Das Programmheftsignieren - welch schöne Tradition! Während ich schon high vom Make-up-Duft und von Räucherstäbchen war, lief ich wie die anderen herum, um hier und dort und da Sprüche für mein Heft zu sammeln. "...total aufgeblüht...", "...offenes Ohr...", "...Schminkversuchskaninchen...", "...tolle Frisur..." Äh, ja, ähem. Ohne tägliches Toupieren und ohne Sprayorgien wär's mir schon lieber gewesen, äh.

Einsingen: Su-sa-ha-ha-naaaa. Co-ri-hi-hi-naaaa. Blumen blühen blau, Blumen blühen blau, und noch einmal nach unten... Auf meinen Schwarm übte ich am Höhepunkt seiner Nervosität mit meiner Unverrückbarkeit eine sedative Wirkung aus - wahrscheinlich war's auch das Gefühl, dass die Anzahl seiner Fans zumindest intern größer gleich eins war. Na ja, obwohl, jede Sorge war da unbegründet. Er wirkte auf mich hingegen höchst pulsfördernd, wie er da immer mit Denimgilet auf nacktem Oberkörper rumstand. Ach, damals war mir das noch nicht klar, dass so jemand eine absolute Seltenheit war, der so toll und so unmacho war. Heute denke ich, unmacho ist rar, denn unter der unvermutetsten Oberfläche kann eine Machobahn sein.
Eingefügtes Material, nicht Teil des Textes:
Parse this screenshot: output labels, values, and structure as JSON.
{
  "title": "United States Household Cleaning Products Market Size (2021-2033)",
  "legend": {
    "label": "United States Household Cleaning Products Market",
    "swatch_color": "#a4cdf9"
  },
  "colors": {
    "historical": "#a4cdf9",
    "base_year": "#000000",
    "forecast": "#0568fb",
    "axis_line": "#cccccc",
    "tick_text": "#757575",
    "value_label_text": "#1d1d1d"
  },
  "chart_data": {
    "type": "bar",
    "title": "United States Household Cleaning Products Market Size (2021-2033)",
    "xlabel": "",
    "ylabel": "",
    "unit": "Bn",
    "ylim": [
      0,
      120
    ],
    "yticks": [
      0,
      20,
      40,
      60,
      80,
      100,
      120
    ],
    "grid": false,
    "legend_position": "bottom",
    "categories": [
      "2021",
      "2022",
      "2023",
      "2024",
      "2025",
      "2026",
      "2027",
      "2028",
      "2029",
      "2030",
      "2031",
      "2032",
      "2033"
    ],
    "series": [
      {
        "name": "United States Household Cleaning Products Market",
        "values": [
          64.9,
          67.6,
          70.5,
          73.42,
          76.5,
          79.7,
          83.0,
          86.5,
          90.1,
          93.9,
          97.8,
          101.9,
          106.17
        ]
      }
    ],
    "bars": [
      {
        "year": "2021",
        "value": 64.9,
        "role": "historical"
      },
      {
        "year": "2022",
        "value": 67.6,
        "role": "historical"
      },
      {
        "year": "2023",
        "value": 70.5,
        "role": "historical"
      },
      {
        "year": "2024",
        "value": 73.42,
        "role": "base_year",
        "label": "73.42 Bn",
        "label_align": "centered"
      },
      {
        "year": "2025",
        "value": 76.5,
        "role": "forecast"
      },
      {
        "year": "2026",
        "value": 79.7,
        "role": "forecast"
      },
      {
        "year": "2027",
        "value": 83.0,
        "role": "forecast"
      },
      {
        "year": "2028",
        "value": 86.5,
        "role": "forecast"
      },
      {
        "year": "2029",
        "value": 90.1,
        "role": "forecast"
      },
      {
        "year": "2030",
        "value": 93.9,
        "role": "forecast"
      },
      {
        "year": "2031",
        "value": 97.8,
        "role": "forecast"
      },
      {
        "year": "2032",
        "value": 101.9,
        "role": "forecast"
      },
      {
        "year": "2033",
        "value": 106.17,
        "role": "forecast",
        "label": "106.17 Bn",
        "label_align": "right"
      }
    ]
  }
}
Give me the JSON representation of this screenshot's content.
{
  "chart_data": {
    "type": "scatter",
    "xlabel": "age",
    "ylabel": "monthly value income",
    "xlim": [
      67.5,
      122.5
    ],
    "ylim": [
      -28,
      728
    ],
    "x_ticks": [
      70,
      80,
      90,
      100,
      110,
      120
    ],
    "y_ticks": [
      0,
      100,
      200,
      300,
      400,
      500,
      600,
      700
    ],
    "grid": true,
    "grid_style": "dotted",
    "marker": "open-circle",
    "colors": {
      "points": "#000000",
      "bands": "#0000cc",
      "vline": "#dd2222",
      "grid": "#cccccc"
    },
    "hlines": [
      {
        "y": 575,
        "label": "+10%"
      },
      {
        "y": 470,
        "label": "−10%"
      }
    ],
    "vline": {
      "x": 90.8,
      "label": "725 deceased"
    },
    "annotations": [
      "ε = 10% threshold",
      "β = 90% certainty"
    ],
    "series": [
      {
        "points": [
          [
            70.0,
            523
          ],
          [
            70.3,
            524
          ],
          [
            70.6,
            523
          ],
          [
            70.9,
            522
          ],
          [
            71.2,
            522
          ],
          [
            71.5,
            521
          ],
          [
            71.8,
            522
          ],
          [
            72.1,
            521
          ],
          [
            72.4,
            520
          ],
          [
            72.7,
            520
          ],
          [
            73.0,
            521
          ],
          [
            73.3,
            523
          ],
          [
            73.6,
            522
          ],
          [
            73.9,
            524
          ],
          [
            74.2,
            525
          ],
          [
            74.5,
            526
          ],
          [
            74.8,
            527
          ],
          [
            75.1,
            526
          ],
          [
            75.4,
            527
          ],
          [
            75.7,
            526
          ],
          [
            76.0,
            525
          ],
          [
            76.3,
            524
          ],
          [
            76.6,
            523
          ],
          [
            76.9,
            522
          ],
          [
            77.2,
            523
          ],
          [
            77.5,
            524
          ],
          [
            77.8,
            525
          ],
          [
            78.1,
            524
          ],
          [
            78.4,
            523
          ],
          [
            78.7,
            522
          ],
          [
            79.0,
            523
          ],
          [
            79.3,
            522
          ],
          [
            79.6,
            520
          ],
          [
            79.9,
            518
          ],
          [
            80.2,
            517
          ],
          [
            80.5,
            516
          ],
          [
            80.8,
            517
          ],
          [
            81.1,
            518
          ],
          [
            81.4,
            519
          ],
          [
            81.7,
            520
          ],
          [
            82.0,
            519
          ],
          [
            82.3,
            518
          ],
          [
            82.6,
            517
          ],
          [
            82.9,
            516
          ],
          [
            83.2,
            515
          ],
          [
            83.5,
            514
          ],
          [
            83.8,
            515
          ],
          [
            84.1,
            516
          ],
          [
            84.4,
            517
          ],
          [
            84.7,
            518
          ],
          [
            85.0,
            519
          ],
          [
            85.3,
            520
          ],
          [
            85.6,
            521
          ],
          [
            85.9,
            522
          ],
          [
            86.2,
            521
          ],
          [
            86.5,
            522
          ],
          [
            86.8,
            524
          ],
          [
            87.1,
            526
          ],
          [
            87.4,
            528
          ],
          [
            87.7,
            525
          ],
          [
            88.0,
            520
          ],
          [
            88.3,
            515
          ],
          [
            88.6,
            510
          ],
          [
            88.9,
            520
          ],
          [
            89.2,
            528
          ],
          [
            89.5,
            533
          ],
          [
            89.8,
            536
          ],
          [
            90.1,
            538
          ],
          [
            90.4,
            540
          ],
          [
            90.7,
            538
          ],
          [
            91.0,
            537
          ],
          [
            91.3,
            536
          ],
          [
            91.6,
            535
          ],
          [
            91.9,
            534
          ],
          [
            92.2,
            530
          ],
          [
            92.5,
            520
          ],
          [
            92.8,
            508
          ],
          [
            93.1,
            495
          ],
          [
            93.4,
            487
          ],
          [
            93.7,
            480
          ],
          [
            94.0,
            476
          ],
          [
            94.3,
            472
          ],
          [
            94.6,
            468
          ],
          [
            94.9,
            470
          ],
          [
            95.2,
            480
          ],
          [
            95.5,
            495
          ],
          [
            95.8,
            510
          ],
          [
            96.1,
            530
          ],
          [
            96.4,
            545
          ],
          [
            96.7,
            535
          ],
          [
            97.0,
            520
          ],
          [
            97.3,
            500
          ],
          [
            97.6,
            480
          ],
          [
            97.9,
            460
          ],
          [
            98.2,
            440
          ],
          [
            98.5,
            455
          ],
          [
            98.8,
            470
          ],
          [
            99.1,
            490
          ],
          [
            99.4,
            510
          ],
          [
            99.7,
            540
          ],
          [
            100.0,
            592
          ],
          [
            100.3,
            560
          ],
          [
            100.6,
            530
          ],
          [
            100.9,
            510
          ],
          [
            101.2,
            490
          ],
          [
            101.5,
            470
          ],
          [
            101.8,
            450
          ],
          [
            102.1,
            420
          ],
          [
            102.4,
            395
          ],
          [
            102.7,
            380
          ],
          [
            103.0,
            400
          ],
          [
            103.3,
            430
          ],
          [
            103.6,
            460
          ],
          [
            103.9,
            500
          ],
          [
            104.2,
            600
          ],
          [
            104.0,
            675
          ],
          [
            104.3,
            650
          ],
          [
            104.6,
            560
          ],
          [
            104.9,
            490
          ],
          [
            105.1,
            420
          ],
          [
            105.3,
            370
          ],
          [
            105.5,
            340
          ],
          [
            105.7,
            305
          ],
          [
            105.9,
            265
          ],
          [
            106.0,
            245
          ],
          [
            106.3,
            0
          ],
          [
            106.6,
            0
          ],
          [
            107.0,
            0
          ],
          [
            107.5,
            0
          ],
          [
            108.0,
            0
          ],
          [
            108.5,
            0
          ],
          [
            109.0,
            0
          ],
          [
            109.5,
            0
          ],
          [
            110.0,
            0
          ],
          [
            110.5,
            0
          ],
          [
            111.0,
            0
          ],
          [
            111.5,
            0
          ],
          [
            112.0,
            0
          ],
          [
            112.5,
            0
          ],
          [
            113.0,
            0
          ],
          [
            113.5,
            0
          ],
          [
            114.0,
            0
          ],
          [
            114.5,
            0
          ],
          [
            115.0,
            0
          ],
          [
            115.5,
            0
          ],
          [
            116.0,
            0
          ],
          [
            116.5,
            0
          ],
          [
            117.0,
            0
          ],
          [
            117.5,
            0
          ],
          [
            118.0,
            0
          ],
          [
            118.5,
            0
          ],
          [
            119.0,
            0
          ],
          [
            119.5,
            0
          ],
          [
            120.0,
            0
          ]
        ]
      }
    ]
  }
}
Wo war ich? Ach ja, die Dernierenfeier. Ich hatte, schön traditionell, meine Nase über dem Waschbecken ausbluten lassen. ("Wo ist Ronja?" - "Nasenbluten.") Make-up-Ränder zierten mein Gesicht, die Haare klebten noch vom Spray, und es ging auf ins Getümmel. Herrlich. In einem Klassenzimmer wurde gesungen - unser selbst noch nicht lange aus der Pubertät herausgekommene Regisseur sang ein Liebeslied für seine Gitarre - wenn ich so zurückdenke, kann ich nicht sagen, ob er beschwipst war oder nicht, denn er war immer so überschwenglich. "Morgn, jo, morgn, faung i a neichs Lebn an, und waun ned morgn, dann übermorgn, oba gaunz sicher irgendwaun..." Und ich? Fühlte mich zu Hause.

Eine aufgegangene Blume kann wieder für ein Weilchen zugehen, wenn Sonne und Dünger fehlen, aber sie weiß unter Umständen, wie sie wieder blühen kann. Wanderpflanze (weg aus dem Dauerregen!). Richtige Nachbarschaft (Giftpflanzen sind es nicht!). Warme Lichtanteile.